Há, também, a preocupação em discutir os conceitos de caráter marxista antes mesmo de operacionalizá-los, como a noção de acumulação primitiva. Ao tratar dessa noção, a autora a articula ao objetivo central de sua obra, a “caça às bruxas”, afirmando que esse fenômeno, seja no mundo europeu ou no Novo Mundo, “foi tão importante para o desenvolvimento do capitalismo quanto a colonização e a expropriação do campesinato europeu de suas terras” (p. 26). É nesse objetivo que, aliás, Federici destaca seu distanciamento das análises de Marx na medida em que o autor, a seu ver, negligenciou a participação das mulheres no contexto da acumulação primitiva. Se Marx “tivesse olhado sua história {do capitalismo} do ponto de vista das mulheres” (p. 27), não teria afirmado que o capitalismo prepararia o caminho para a libertação do proletariado. É, portanto, na tentativa de ampliar a ótica marxista ao atrelá-la à categoria de gênero que seu trabalho se insere, dividindo-se em cinco capítulos.

Seu primeiro capítulo, intitulado “O mundo precisa de uma sacudida”, parte essencialmente da discussão voltada ao surgimento dos Estados Absolutistas, iniciando o debate ainda no contexto da Baixa Idade Média, caracterizada pelas relações de servidão e seus conflitos. No campo das relações de gênero, a contribuição da autora reside no interesse em atrelar o surgimento desses Estados a uma forte política de regulação dos sexos, dos papéis sociais que homens e mulheres deveriam cumprir, apontando para o forte revés sofrido pelas mulheres por conta da legalização do estupro. O resultado disso, para além da degradação da honra feminina, foi o fato de que essa legalização “insensibilizou a população frente à violência contra as mulheres, preparando o terreno para a caça às bruxas que começaria nesse mesmo período” (p. 104).

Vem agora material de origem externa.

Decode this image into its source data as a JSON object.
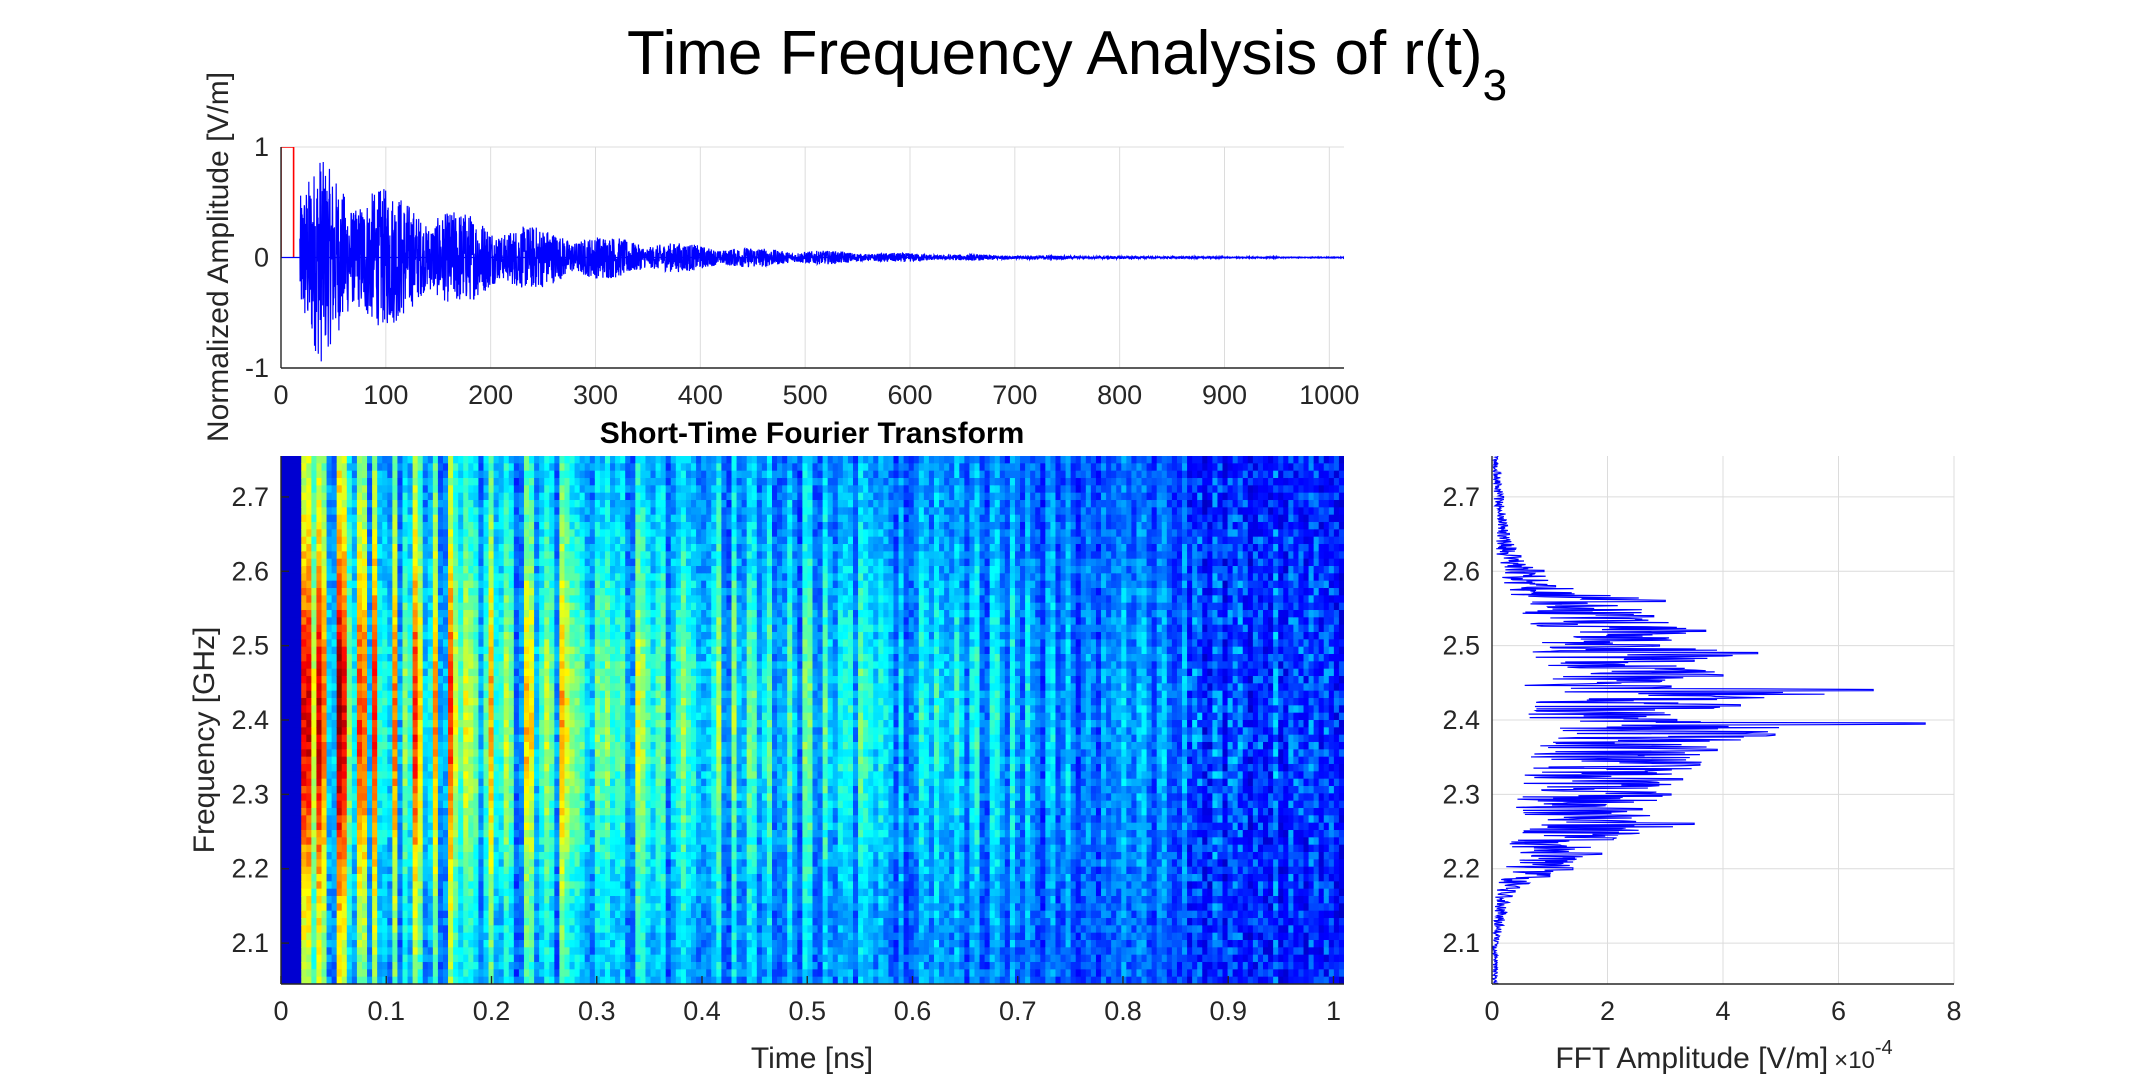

“A acumulação do trabalho e a degradação das mulheres” confere título ao segundo capítulo da obra de Federici, acompanhando a lógica que finalizou o capítulo anterior, atrelando a emergência dos Estados Absolutistas à maior degradação social das mulheres e à emergência de uma nova feminilidade. É nesse espaço de discussões que, por exemplo, a autora retoma o conceito de acumulação primitiva. Ao defender a hipótese de que esse conceito não diz respeito apenas a uma “acumulação e concentração de trabalhadores exploráveis e de capital”, a autora o entendeu como contexto de reformulação das relações de trabalho a partir da sujeição das mulheres. No entender de Federici, esse contexto contribuiu para o processo de ressignificação das funções sociais prescritas às mulheres, que teria atingido seu auge no século XIX “com a criação da dona de casa em tempo integral”, na medida em que à figura feminina coube exclusivamente o papel de reprodutora, distanciando-a da vida pública por conta da nova divisão sexual do trabalho.1

É também nesse segundo capítulo que a autora passa a apresentar com mais clareza sua hipótese central de trabalho: o fenômeno de caça às bruxas corresponderia à maior derrota sofrida pelas mulheres na medida em que teria culminado no surgimento de um novo modelo de feminilidade. As mulheres seriam, assim, destituídas do universo público, relegadas ao papel de reprodutoras, esposas, viúvas ou prostitutas, ficando, por fim, distantes das “relações coletivas e {dos} sistemas de conhecimento que haviam sido a base do poder das mulheres na Europa pré-capitalista” (p. 187). Desse modo, até finais do século XVII o que predominou foi um novo “cânone cultural”, encarando as mulheres como “selvagens, mentalmente débeis, de desejos insaciáveis, rebeldes, insubordinadas, incapazes de se controlarem”.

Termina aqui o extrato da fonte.